Beni : des terres exposées à la détérioration à Kyondo et environs

Les terres de Kyondo et environs, dans le territoire de Beni (Nord-Kivu), présentent un grand risque de détérioration aux conséquences néfastes, telles la pauvreté et l’extinction massive des espèces végétales. C’est ce qu’a expliqué un chercheur en développement et entrepreneuriat au cours d’une interview accordée à RADIOMOTO.NET à l’occasion de la journée internationale de la Terre, vendredi 22 Avril 2022.

Selon notre interlocuteur, dans ces contrées montagneuses, c’est une aridité qui se manifeste, progressivement, ces jours-ci. A la base, la mauvaise gestion de la Terre sur le plan agropastoral, d’une part, et du point de vue aménagement urbain. Cet enseignant à l’Institut de Développement et d’Entrepreneuriat de Kyavirimu (ISDEKY), a donné des pistes de solutions pouvant permettre d’éviter le pire. Paluku Katemengi Charles recommande, notamment, la prise de conscience par tous pour sauver le domaine agropastoral par la pratique des courbes de niveau et la plantation des haies antiérosives.

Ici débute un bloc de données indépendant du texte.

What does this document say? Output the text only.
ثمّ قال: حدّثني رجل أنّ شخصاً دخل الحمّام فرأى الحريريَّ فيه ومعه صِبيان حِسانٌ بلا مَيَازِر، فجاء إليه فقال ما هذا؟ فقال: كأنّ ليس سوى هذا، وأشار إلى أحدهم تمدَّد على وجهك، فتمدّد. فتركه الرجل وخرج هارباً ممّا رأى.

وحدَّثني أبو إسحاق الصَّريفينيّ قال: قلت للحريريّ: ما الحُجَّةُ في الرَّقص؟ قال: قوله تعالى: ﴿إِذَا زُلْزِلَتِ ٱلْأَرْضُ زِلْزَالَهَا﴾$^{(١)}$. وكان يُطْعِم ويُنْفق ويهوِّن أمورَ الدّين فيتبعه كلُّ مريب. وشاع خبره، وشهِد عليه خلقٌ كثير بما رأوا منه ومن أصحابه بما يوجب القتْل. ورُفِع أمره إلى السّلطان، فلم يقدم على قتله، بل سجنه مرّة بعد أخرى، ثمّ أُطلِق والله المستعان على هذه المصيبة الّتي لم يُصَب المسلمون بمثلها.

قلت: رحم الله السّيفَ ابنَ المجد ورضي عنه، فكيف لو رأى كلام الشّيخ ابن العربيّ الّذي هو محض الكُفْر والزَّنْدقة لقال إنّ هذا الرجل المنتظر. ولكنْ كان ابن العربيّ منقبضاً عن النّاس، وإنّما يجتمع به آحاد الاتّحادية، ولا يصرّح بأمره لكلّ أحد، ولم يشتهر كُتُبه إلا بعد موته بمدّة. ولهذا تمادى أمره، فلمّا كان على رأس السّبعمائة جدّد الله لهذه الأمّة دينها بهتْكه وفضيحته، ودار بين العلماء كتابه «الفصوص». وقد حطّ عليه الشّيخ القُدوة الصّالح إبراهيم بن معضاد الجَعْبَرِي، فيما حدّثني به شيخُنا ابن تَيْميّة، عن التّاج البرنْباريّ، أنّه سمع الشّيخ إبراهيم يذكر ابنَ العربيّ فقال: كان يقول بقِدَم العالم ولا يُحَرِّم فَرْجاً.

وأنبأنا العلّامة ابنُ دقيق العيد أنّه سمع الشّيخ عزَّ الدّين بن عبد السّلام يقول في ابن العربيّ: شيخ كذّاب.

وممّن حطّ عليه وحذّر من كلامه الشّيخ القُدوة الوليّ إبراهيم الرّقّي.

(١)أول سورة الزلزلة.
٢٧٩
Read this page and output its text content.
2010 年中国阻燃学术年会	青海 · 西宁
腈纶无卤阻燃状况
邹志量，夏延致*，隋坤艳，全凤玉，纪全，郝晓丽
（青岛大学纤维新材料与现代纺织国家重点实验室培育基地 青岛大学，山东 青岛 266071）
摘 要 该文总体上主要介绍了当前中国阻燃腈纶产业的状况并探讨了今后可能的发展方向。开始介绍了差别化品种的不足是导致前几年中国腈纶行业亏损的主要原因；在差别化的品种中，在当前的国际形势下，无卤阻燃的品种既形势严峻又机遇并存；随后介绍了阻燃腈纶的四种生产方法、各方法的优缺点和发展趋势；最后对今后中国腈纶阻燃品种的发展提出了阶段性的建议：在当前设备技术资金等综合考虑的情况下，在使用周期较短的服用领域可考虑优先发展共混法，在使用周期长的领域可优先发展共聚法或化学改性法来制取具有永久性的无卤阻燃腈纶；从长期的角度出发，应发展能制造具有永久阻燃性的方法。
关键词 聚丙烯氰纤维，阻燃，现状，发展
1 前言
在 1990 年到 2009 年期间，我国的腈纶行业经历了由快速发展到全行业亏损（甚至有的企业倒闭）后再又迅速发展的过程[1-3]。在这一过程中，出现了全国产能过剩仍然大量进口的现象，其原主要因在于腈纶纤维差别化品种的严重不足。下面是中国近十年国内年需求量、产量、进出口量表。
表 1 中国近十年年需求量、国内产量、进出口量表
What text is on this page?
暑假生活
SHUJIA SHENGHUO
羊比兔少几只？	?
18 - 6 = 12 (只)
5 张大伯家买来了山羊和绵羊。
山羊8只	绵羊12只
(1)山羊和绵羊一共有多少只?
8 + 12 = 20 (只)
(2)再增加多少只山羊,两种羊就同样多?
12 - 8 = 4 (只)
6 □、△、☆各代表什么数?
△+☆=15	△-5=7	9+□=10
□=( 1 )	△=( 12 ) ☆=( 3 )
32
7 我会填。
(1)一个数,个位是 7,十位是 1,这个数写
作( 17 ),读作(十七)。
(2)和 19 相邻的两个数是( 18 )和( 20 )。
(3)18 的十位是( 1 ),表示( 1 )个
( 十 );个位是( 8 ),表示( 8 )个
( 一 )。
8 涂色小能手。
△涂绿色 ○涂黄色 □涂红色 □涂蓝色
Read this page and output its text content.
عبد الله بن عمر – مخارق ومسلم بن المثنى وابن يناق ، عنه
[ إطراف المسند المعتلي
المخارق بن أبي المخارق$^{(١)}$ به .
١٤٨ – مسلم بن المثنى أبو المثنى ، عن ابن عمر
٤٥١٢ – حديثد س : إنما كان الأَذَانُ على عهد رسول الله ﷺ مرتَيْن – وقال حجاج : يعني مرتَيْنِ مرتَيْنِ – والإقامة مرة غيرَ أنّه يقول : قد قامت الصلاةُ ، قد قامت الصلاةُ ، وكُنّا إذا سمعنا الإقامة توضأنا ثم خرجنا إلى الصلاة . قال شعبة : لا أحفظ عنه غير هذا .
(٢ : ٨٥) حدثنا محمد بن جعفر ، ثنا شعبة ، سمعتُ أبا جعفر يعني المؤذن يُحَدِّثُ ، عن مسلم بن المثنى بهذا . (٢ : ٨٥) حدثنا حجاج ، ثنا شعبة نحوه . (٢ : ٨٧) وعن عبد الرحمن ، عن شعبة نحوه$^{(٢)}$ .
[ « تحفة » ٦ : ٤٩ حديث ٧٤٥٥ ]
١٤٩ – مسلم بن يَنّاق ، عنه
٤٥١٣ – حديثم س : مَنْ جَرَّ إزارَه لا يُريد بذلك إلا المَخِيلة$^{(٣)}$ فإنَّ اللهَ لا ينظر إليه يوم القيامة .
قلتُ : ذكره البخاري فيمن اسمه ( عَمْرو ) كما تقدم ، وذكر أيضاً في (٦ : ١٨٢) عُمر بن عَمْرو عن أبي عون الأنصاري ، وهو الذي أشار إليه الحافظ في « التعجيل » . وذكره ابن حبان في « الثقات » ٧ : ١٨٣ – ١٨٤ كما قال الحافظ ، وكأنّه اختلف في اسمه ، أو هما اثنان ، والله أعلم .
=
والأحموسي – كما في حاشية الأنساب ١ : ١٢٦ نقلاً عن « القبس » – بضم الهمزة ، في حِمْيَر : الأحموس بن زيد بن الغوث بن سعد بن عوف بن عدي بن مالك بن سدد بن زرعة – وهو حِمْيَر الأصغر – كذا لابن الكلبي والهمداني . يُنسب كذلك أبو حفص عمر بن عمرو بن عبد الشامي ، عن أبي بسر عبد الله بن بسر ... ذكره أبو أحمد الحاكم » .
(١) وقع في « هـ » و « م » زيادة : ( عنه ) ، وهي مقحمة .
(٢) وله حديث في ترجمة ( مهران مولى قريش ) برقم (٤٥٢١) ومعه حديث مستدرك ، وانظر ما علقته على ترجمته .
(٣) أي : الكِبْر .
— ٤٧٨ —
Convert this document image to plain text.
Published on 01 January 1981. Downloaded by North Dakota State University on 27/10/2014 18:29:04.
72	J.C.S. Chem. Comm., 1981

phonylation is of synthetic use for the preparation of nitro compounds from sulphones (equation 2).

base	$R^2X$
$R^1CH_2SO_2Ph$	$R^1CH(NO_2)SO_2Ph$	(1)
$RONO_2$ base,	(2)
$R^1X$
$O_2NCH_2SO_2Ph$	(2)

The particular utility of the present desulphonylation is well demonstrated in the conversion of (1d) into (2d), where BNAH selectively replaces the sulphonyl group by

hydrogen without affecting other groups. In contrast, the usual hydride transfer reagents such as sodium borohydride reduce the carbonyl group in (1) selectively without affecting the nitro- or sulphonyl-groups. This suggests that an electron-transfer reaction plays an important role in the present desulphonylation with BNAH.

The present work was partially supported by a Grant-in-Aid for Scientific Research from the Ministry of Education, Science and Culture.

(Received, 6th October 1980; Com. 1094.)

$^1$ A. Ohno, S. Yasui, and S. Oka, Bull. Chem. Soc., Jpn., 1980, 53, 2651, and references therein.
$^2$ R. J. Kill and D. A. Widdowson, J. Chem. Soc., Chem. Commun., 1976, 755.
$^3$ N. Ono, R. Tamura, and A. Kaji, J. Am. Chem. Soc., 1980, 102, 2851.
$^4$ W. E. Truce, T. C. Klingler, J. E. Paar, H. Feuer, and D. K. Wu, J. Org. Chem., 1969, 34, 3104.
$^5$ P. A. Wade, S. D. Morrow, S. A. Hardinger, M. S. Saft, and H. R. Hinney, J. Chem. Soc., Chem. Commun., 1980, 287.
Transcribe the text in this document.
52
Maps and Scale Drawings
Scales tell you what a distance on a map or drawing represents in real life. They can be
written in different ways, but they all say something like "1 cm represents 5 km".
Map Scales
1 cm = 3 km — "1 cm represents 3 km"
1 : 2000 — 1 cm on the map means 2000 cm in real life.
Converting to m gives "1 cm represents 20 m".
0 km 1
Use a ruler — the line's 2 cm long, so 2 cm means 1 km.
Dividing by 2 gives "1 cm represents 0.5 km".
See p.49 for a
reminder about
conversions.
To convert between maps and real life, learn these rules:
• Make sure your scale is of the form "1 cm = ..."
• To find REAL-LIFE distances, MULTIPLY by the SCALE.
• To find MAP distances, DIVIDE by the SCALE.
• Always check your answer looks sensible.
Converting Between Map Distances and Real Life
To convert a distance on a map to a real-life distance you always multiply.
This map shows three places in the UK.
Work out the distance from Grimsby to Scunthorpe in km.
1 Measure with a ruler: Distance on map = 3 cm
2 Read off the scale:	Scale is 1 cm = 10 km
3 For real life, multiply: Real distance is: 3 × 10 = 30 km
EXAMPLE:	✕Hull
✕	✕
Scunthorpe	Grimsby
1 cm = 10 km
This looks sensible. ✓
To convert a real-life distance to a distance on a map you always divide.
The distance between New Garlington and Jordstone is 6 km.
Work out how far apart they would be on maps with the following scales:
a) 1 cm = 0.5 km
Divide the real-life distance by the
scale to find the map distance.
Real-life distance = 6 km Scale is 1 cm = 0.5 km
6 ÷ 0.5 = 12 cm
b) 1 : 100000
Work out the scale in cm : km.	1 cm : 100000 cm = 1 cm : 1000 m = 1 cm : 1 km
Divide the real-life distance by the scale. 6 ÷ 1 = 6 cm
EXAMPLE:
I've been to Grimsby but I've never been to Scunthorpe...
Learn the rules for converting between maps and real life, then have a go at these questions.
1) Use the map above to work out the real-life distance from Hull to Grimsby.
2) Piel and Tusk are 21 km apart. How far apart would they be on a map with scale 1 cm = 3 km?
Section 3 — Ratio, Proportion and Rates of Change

« On peut améliorer ces conditions, mais aussi les maintenir pour que les générations à venir puissent en bénéficier. Pour l’agriculture, par exemple, la lutte antiérosive est vraiment à considérer. Faire des courbes de niveau et planter  des haies antiérosives. Je suis passé par l’ITAVEF, on a constaté qu’il y a des gens qui commencent à détruire les courbes que nous avions faites à l’époque. Autre chose que nous pouvons faire, c’est de pratiquer l’agroforesterie. Choisir les espèces d’arbres compatibles avec l’agriculture », a-t-il conseillé.

Sur le plan “aménagement”, notre interlocuteur insiste également sur le respect rigoureux des textes et lois y relatifs dans cette partie du territoire de Beni. A ce niveau, Paluku Katemengi Charles met les services de l’urbanisme et habitat devant leurs responsabilités afin de préserver les vies humaines.

« Du point de vue de la loi, il y a des terres jugées “Non edificandi”, ou inappropriées aux constructions à cause des contraintes naturelles. Les services de l’urbanisme doivent être rigoureux à ce sujet. On peut aussi voir la façon de tracer les avenues aussi. Si elles sont parallèles à la pente, ça permet un écoulement des eaux qui provoquent les érosions », a-t-il lancé.

L’année 2022 était la 52ième édition de la journée mondiale de la Terre, nourricière de l’humanité. Cette célébration a mis l’accent sur la restauration des écosystèmes.